Optimus Prime(!) I want to know
what you were teaching me
those days before school
my brother & I rocked together
in our father’s brown recliner
in the light of our mother’s cream curtains.

Before school taught me
adulthood means molting
into dorkness; that algebra
lifts for you like a tissue in the wind
or not at all.

When I knew the piercing pleasure
of pushing gold brads
into joints of paper skeletons
I felt the generative prick of the demiurge

& drew an indiscriminate U
on the pelvis—but erased it
when Jack Clark showed me his
anatomically correct erection
sketched in fine black ink & J.C.
tattooed in cracks on the skull.

How was I to know Ms Gratzer’d
hang the skeletons from paper ropes
over each corresponding student’s desk?
I remember shoving mine into my backpack
in embarrassment, but I don’t remember
the rest of the year
the empty space over my head
the simultaneity of paper bones
flapping at me in a/c breezes. Real wind

never breaks so evenly on the spine—
I remember the prisoner in Megiddo
digging for early parole, his spine
striking like a serpent
each time he hit the mundane earth
with his pickaxe, until
he discovered the temple of the first Jesus cult
breathing into the prison yard
through a straw of falling sand & sunlight.

Now tourist believers surround the prison
like suburbs, fixing binoculars on dust clouds
rubbing away barbwire fences
& all the prisoners

flickering like ghosts. I’ve learned

we have no power
over what we conceal—when Sonny
hanged himself from the basketball hoop
I pinballed through the school asking ‘Sonny who?’
& cried too when teachers dismissed students
to grow together like moss along the cold lockers

because death meant Ms.

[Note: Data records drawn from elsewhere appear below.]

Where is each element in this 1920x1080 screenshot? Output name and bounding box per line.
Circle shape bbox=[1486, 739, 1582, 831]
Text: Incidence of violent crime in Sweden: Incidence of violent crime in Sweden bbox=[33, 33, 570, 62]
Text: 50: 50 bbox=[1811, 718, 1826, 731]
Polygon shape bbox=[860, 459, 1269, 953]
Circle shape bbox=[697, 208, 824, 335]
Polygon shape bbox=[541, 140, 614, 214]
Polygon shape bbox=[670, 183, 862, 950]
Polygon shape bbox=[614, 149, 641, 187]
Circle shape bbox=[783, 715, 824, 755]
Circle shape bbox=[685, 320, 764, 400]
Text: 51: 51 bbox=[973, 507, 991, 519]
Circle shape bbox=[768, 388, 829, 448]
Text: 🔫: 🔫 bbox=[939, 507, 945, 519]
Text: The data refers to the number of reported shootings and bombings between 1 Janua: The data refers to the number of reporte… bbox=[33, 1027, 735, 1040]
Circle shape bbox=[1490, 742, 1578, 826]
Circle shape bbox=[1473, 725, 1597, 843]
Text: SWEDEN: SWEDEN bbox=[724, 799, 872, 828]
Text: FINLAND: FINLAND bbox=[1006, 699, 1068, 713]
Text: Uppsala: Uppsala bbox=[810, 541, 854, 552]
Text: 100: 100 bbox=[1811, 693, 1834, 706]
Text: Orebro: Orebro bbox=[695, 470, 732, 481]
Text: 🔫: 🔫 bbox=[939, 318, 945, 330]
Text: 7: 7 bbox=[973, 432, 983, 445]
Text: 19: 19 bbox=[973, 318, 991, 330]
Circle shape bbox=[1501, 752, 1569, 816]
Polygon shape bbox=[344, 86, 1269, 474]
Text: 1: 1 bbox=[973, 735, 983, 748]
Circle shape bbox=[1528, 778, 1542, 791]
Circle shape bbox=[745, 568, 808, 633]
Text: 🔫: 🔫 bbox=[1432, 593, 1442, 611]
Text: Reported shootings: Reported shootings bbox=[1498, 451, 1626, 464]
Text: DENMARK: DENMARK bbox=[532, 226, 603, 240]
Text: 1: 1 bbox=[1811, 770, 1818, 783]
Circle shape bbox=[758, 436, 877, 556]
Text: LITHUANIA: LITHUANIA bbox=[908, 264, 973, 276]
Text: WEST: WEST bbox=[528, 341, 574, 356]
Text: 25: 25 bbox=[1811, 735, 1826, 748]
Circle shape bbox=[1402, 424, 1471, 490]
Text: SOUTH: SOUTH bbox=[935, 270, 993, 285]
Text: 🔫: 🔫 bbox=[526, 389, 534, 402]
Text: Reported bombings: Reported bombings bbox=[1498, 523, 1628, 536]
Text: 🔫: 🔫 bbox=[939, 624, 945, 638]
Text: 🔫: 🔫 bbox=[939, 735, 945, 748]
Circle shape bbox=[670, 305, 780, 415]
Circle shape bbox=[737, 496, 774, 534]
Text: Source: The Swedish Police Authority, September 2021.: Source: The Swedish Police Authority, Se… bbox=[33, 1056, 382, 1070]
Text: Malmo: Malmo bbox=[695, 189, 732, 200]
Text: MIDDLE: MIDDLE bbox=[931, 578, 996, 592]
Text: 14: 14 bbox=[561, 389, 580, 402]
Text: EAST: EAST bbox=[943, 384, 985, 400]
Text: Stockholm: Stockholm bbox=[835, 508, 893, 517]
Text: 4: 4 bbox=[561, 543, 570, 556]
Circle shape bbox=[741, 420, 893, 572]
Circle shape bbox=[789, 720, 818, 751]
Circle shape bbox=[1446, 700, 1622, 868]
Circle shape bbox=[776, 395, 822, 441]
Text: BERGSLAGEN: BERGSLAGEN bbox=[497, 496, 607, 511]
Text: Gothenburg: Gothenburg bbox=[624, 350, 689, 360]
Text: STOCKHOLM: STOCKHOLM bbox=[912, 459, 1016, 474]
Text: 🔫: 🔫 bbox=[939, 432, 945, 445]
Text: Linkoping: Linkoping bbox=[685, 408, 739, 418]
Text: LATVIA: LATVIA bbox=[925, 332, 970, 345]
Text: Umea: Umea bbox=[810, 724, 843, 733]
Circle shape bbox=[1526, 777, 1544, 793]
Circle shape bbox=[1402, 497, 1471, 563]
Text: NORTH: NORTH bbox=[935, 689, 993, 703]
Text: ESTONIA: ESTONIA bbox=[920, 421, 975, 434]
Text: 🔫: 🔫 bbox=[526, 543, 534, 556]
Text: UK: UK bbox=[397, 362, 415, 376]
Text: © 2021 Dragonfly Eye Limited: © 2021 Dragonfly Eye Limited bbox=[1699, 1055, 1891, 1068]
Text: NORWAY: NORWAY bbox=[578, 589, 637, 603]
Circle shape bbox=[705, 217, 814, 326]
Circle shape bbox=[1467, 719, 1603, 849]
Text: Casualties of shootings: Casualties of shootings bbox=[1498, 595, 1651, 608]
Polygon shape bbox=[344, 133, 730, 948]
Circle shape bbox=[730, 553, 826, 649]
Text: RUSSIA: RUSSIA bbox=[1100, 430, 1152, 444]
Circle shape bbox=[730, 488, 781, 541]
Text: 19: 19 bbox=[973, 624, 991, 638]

Gratzer removing
the skeletons from their nooses
before we came in the next day & I
only accidentally preceded the curve.

Nights before I imagined Coach Greenshield
nearing the body swaying like a sandbag in the gym,
the doughiness of the purpling skin,
I thought it’d be cool to be a mortician
& a sculptor & sometimes
I’d pretend in my own decrepit art studio
the grieving bring me their dead;
I’d cast the cadavers in bronze,
pose them in places they felt most at home—

like the man on the jogging trail
this morning bearing
a Christ-sized cross over his shoulder,
training wheels fastened
where the Lord’s feet should be—when he dies
I’ll bronze him like a pair of baby shoes,
wheel him back to install him
where he was happiest, nailing
his personal best
on the imaginary march to Calvary.

If we’d been taught
to deal with death as an art form,
I never would have learned to be white-knuckle timid
of semi-trucks on the highway, instead

I would fly to the prison cemetery
in Megiddo, dip
the exhumed corpse
bone by bone into a copper sulfate bath,
make of his pickaxe a fountain
for prisoners to wash their hands & drink
& look between the glowing bones
to see the sun;

I’d go back to school
cast Sonny in electrolytic nickel,
place him peeping around the corner
in the natatorium hallway
where girls drip
between the pool & the locker room.

& I’d request my own burial
to be twisted with my wife, coppered in sheets,
kissing every letter in the word ENDURE
tattooed in sky blue between her collarbones.